Febrile seizures (FS) represent the most common type of seizures in children; however, their exact pathogenesis remains incompletely understood. Currently, there is a lack of specific biomarkers for predicting FS occurrence, and existing prophylactic drug strategies remain controversial. Using untargeted metabolomics, this study investigates metabolic differences between children with FS and those with fever but without seizures (non-febrile seizures, NFS), aiming to elucidate the metabolic profile of FS and identify potential biomarkers, thereby providing new insights for clinical prediction and treatment.

Methods

Plasma samples were collected from 31 children with FS and 31 children with NFS. Untargeted metabolomic profiling was performed using high-performance liquid chromatography coupled with high-resolution mass spectrometry (HPLC-HRMS). Peak extraction and metabolite identification were conducted with the XCMS software. Differential metabolites were screened using both univariate and multivariate statistical analyses, followed by metabolic pathway enrichment analysis.

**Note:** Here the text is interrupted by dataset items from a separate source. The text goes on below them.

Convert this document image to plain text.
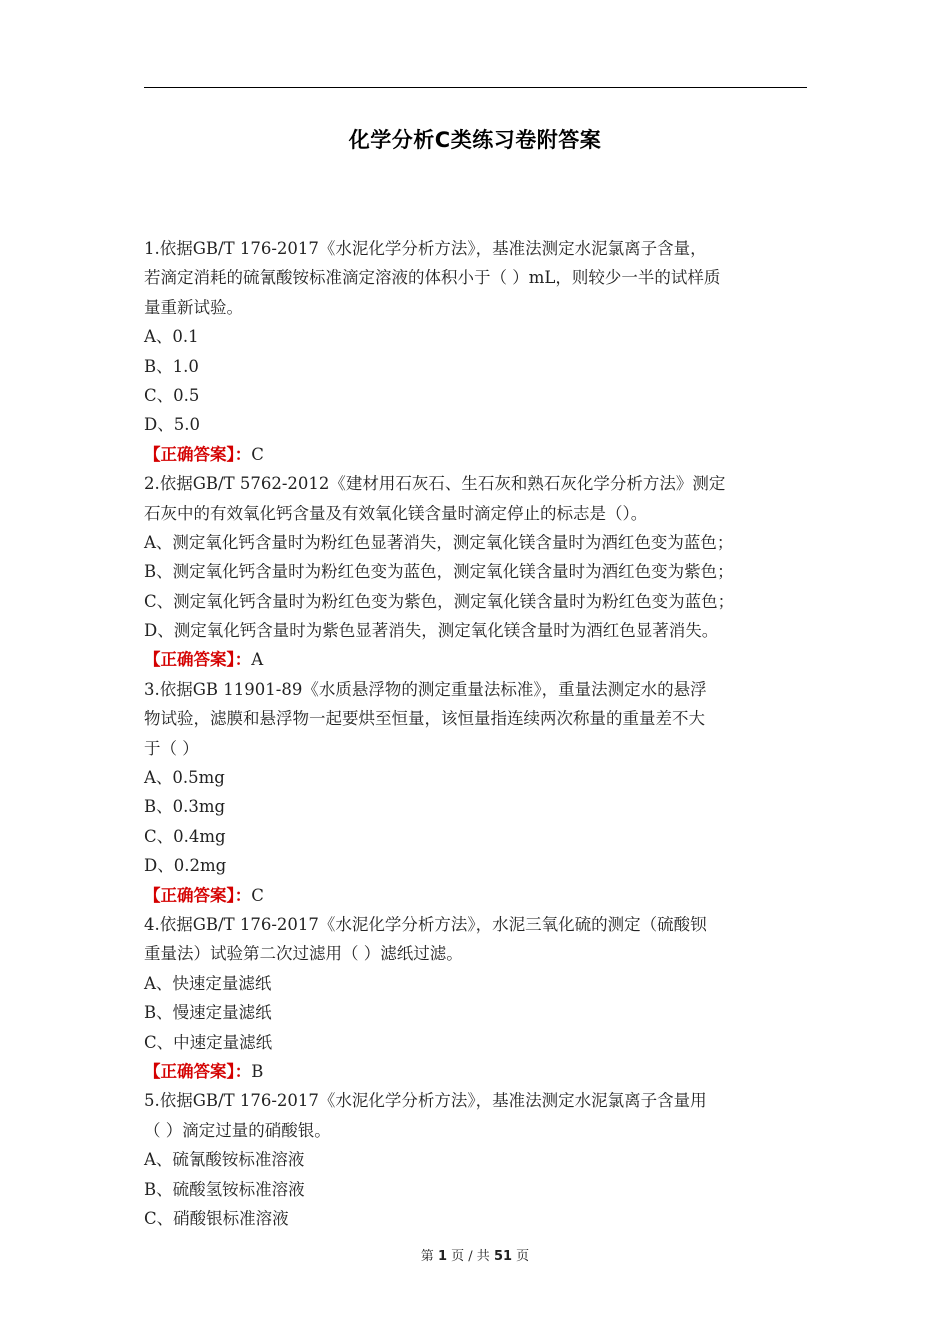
化学分析C类练习卷附答案
1.依据GB/T 176-2017《水泥化学分析方法》，基准法测定水泥氯离子含量，
若滴定消耗的硫氰酸铵标准滴定溶液的体积小于（ ）mL，则较少一半的试样质
量重新试验。
A、0.1
B、1.0
C、0.5
D、5.0
【正确答案】：C
2.依据GB/T 5762-2012《建材用石灰石、生石灰和熟石灰化学分析方法》测定
石灰中的有效氧化钙含量及有效氧化镁含量时滴定停止的标志是（）。
A、测定氧化钙含量时为粉红色显著消失，测定氧化镁含量时为酒红色变为蓝色；
B、测定氧化钙含量时为粉红色变为蓝色，测定氧化镁含量时为酒红色变为紫色；
C、测定氧化钙含量时为粉红色变为紫色，测定氧化镁含量时为粉红色变为蓝色；
D、测定氧化钙含量时为紫色显著消失，测定氧化镁含量时为酒红色显著消失。
【正确答案】：A
3.依据GB 11901-89《水质悬浮物的测定重量法标准》，重量法测定水的悬浮
物试验，滤膜和悬浮物一起要烘至恒量，该恒量指连续两次称量的重量差不大
于（ ）
A、0.5mg
B、0.3mg
C、0.4mg
D、0.2mg
【正确答案】：C
4.依据GB/T 176-2017《水泥化学分析方法》，水泥三氧化硫的测定（硫酸钡
重量法）试验第二次过滤用（ ）滤纸过滤。
A、快速定量滤纸
B、慢速定量滤纸
C、中速定量滤纸
【正确答案】：B
5.依据GB/T 176-2017《水泥化学分析方法》，基准法测定水泥氯离子含量用
（ ）滴定过量的硝酸银。
A、硫氰酸铵标准溶液
B、硫酸氢铵标准溶液
C、硝酸银标准溶液
第 1 页 / 共 51 页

A random forest algorithm was applied to construct a predictive model, and significantly altered metabolites were selected as candidate biological predictors.

Results

Children with FS exhibited significant metabolic disturbances across multiple pathways, including necroptosis, glycerophospholipid metabolism, linoleic acid metabolism, sphingolipid signaling, phagocytosis, ferroptosis, and sphingolipid metabolism. The random forest model identified 10 significantly altered metabolites as potential predictors: SM(d18:1/24:1), LysoPC(22:0/0:0), SM(d18:0/18:0), Cer(d18:1/16:0), LysoPC(24:0/0:0), 12,13-DHOME, diethanolamine, pantothenic acid, arachidonic acid, and 3-carbamoyl-2-phenylpropionaldehyde. The model demonstrated a predictive accuracy of 83% and achieved an area under the curve (AUC) of 0.98.

Conclusion

Patients with FS exhibited a distinct metabolic profile characterized by activated necroptosis, dysregulated lipid metabolism, and inflammatory imbalance. Metabolites such as arachidonic acid, lysophosphatidylcholines, and sphingolipids may serve as potential biomarkers and therapeutic targets. This study provides new metabolomic evidence for early prediction and targeted intervention of FS.